WEKA reads a file in the format ARFF .
To create an arff file, you must define the following headers:
Statement of Relation
A name for the relationship, defined in the first line of the file. It is stated:
@relation <nome da relacao>
If the relationship name contains spaces, you must use quotation marks.
Statement of Attributes
Attributes are declared by an ordered sequence of @attributes
. Each attribute in the dataset must have its own declaration using @attribute
that uniquely identifies the name of this attribute and the data type. The order in which they are declared indicates the order in which they appear in the dataset.
It is stated:
@attribute <nome do atributo> <tipo de dado>
The attribute name must begin with a letter, and if it contains spaces, it must be enclosed in quotation marks.
The data types supported by WEKA are:
- Numbers (real or integers): Numeric
- "Free" text: String
- Nominal attributes (default text)
- Date: Date []
- Relational Attributes
Numeric attributes
Serves for both integers and real.
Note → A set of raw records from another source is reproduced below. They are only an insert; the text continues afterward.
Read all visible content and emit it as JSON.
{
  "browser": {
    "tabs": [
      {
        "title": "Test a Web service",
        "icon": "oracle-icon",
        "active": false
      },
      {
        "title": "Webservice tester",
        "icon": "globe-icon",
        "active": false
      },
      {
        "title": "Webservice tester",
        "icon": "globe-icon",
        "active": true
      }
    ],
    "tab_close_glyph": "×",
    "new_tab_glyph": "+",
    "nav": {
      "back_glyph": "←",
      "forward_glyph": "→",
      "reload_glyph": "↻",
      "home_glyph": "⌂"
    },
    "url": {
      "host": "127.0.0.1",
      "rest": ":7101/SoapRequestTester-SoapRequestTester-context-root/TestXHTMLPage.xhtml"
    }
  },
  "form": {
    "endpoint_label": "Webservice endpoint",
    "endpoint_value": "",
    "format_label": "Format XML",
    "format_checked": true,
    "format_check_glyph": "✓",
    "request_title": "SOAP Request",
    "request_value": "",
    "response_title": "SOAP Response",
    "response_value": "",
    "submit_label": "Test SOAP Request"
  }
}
It declares:
@attribute idade numeric
Nominal Attributes
Named values are defined when a list of possible values is provided. For example:
@attribute classe {comprador, possivel-comprador, nao-comprador}
Attributes of type String
Used for arbitrary text. It is stated:
@attribute tweet string
Note: Must be enclosed in quotation marks if it contains spaces.
Data set declaration
The data set is declared in a single line. It is stated:
@data
It delimits where the instance data actually begins.
Instance data
The instance data is declared one per line and you must separate the attributes with a comma.
By responding directly to your question, a possible configuration of an ARFF file for your problem would look like this:
% Tudo depois do % é ignorado. Pode-se utilizar para inserir comentários
@relation compradores
@attribute tweet string
@attribute classe {compraria, nao-compraria}
@data
"To e morto Galaxy S5 por R$ 2,600", nao-compraria
"Preciso de um galaxy s5", compraria
"Configurando meu Galaxy s5", compraria
"Prefiro um iphone do que um galaxy s5", nao-compraria